The Beadwork Committee, of the College of Education at the University of Saskatchewan, had a vision for a national conference that would bring together “kindred spirits” to unpack decolonization and kindle Indigenization processes and methods to transform educational practices. This vision is coming to fruition from September 18-20th, when the University will welcome delegates from the province, the country, and the world.
The wâhkôhtowin conference is structured uniquely, in that on the first full day, papers will be presented in concurrent sessions, where delegates might share ideas regarding Indigenous theory and application, decolonizing practices, the value of Story-telling, working with Elders, examining land-based pedagogies, and about ethics, research, and protocols. On the second day, delegates gather at wanuskewin, bringing together their collective experiences and knowledge, and work collaboratively to determine “next steps” toward decolonizing and Indigenizing. “Witnesses” from the four directions will speak at the end of the conference, to reflect on the work that has been accomplished, and the relationships that have been built.

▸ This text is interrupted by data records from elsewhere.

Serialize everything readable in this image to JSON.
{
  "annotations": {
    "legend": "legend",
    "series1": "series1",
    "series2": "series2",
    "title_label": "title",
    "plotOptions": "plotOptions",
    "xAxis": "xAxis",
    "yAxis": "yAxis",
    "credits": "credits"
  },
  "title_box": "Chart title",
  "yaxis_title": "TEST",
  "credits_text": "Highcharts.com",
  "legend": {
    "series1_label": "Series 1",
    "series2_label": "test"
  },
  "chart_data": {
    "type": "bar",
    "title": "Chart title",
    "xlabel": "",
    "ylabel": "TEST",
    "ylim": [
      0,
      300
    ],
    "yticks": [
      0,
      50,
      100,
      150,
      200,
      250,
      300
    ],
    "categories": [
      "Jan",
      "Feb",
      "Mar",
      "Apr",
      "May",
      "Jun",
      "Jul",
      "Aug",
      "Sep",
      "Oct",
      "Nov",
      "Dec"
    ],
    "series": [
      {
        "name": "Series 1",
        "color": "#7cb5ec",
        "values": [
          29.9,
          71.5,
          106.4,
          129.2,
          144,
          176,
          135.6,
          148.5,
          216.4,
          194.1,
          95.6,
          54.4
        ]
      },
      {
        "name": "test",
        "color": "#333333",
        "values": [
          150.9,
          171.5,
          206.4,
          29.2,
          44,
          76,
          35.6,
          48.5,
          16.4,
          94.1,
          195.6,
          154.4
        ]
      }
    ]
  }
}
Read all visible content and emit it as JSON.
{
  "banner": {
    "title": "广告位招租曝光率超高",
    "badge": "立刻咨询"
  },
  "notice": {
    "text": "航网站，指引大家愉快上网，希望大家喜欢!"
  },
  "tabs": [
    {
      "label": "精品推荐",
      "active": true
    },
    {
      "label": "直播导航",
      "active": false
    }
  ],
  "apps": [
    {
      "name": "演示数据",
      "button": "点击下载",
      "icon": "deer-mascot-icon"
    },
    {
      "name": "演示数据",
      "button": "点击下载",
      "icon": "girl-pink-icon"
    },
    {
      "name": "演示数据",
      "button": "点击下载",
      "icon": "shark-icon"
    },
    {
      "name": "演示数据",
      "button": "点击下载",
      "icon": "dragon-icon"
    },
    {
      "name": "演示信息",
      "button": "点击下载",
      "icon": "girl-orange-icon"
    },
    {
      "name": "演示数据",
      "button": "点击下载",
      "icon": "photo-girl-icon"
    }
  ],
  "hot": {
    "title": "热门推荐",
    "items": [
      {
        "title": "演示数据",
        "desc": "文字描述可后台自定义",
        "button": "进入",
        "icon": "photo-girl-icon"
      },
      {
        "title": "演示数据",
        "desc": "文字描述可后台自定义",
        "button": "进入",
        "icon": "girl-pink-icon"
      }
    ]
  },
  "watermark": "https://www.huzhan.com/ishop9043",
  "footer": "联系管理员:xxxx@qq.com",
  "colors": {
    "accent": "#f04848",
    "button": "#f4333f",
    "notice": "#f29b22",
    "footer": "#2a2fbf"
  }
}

The conference could not have proceeded without the voices and prayers of the Elders Mary Lee, Mike Maurice, Darlene Speidel and Martha Peet who are guiding us through the conference.
Although the conference is full, the entire campus and community beyond are warmly invited to attend the plenary talk “Indigenous Education: My Journey,”offered by the Right Honourable Paul Martin. We will convene for this talk in Convocation Hall, in the Peter McKinnon Building, on Friday, September 19th, from 10-11:45 a.m. There is no cost for admission to this event.